Looking at inequalities as asymmetric power relations within green transformations (Paper) 
Convenors:
Paola Velasco Herrejon (University of Oslo)
Gerardo Alonso Torres Contreras (University of Sussex)
Stream:
B: Agriculture, natural resources & environment
Location:
F5
Start time:
27 June, 2018 at
Time zone: Europe/London
Session slots:
1

Short Abstract:

Given tensions, contradictions, and lack of consent from social sectors behind green transformations, this panel aims to discuss current trends, legislative instruments, and other participation schemes that challenge asymmetric power relations while promoting renewable energy in developing countries

Long Abstract:

A sense of urgency behind green transformations has brought a myriad of renewable energy projects to the Global South in the last two decades. These projects have been implemented on a massive scale through internationally-financed corporations, in a top-down technocratic manner with full state support. The tensions, contradictions and lack of consent from different social sectors behind this development intervention have provoked a confrontation of actors across scales and spaces suggesting a politics of renewable energy for any specific setting. Promoting common interest in sustainable development and environmental problems would be more effective if solutions resulted in everyone being better of. Yet, this is rarely the case since strategies to reduce carbon emissions usually result in winners and losers, and renewable energies, are no exception.
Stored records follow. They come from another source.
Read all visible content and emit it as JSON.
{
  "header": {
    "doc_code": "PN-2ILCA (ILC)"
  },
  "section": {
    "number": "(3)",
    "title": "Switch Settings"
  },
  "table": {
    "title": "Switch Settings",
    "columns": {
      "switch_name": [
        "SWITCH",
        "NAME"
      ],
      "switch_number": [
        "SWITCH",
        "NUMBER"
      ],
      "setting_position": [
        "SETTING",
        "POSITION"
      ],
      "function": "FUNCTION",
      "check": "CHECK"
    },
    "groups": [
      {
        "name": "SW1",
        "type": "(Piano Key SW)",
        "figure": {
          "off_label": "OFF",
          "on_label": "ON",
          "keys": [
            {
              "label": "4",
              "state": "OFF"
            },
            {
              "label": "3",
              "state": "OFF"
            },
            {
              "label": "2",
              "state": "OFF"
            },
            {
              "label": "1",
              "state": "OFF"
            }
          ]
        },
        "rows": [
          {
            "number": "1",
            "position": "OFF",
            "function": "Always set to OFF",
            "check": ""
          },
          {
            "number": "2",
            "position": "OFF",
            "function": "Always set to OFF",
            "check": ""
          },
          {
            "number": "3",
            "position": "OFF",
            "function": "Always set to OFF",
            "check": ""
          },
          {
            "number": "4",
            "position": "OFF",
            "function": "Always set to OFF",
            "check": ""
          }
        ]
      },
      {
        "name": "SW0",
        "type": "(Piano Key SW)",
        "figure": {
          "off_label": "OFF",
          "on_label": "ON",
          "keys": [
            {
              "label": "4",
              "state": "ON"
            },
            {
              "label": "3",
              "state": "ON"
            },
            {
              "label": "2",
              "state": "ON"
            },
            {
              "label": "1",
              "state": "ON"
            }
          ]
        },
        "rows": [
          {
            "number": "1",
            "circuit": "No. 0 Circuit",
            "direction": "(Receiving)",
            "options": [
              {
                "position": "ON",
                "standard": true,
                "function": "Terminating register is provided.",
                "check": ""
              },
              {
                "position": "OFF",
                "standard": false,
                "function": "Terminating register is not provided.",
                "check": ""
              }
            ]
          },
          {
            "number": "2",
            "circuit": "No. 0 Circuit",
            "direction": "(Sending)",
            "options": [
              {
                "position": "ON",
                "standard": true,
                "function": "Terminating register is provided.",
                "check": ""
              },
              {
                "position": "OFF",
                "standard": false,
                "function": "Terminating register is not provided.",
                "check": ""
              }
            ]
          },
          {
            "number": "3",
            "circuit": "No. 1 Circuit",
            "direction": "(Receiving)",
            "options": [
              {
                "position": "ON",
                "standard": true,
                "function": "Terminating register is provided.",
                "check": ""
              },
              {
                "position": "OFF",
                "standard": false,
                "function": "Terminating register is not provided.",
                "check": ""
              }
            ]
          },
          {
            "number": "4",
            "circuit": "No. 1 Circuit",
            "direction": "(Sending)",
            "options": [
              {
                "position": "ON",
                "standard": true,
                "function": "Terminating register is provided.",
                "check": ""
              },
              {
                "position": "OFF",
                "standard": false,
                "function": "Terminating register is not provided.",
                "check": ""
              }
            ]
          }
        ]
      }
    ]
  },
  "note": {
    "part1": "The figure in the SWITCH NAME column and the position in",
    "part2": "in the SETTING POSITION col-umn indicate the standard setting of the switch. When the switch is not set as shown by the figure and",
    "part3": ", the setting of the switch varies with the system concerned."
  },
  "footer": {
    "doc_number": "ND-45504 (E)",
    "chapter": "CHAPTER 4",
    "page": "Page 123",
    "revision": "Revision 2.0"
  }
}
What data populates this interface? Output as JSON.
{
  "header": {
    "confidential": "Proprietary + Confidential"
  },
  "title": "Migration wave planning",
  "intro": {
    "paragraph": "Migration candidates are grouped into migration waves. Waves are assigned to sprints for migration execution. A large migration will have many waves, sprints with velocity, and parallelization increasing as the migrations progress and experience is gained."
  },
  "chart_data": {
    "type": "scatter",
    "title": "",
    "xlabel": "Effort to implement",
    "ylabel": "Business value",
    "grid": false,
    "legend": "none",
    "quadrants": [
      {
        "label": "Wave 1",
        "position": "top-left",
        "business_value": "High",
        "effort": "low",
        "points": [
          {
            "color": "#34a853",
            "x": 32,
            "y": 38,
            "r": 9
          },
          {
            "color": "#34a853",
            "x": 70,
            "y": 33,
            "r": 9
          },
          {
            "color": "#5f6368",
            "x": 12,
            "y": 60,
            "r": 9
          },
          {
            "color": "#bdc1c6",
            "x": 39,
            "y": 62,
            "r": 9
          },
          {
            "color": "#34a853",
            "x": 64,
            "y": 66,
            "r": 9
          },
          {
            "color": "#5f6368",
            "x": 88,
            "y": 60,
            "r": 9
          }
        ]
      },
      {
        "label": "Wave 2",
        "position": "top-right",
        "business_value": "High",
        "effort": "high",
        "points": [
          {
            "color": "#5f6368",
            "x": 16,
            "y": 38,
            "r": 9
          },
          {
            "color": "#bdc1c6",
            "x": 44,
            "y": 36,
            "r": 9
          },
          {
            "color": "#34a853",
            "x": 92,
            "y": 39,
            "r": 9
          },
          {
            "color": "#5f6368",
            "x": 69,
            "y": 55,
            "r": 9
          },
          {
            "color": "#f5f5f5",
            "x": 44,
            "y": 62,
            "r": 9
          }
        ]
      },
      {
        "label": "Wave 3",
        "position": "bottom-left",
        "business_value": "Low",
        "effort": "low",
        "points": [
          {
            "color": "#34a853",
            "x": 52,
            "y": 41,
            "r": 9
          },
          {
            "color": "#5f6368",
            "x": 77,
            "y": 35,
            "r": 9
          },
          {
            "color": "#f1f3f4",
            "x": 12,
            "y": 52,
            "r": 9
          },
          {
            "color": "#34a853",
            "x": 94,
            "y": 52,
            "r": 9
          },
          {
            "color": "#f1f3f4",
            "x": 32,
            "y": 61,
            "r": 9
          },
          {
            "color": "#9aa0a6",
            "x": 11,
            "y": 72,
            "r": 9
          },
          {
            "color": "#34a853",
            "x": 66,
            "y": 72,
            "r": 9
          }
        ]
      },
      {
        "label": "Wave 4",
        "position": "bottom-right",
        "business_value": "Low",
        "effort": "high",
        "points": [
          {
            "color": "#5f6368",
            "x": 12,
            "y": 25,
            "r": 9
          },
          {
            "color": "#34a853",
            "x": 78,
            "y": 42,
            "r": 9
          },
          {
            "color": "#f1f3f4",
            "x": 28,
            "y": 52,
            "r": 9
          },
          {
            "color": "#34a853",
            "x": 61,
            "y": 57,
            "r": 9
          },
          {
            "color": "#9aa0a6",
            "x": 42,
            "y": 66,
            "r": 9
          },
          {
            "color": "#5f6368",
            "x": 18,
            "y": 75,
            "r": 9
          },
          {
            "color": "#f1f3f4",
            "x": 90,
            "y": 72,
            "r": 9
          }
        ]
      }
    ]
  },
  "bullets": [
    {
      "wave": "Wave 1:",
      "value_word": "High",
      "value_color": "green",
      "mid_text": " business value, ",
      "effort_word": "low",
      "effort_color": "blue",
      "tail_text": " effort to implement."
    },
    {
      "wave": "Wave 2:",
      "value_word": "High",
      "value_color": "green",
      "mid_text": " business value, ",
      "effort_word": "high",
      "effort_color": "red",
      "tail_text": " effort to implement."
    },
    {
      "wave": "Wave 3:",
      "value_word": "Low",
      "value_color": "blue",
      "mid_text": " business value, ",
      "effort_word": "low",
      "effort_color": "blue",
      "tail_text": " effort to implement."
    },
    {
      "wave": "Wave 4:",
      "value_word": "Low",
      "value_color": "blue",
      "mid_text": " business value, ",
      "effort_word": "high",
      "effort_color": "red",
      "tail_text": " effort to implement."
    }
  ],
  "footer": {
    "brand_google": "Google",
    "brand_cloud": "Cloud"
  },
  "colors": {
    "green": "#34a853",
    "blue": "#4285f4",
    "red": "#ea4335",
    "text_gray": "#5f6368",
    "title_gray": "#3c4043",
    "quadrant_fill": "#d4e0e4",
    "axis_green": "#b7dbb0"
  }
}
Although some tools have been created to provide local communities with an opportunity to articulate their demands and viewpoints, barriers to effective community engagement still persist in different spaces, with vulnerable groups, systematically excluded from governance decisions. Accumulated evidence concludes that power disparities, lying on socio-cultural and political elements, shape these patterns, which, in turn, are reflected in socially unsustainable outcomes.

The proposed panel aims to invite participants to discuss current trends, legislative instruments, and other participation schemes that may shed light into finding ways to promote renewable in developing countries while engaging with the ways in which openings for resistance and the articulation of social demands transform patterns of exclusion and social injustice in order to challenge asymmetric power relations within green transformations.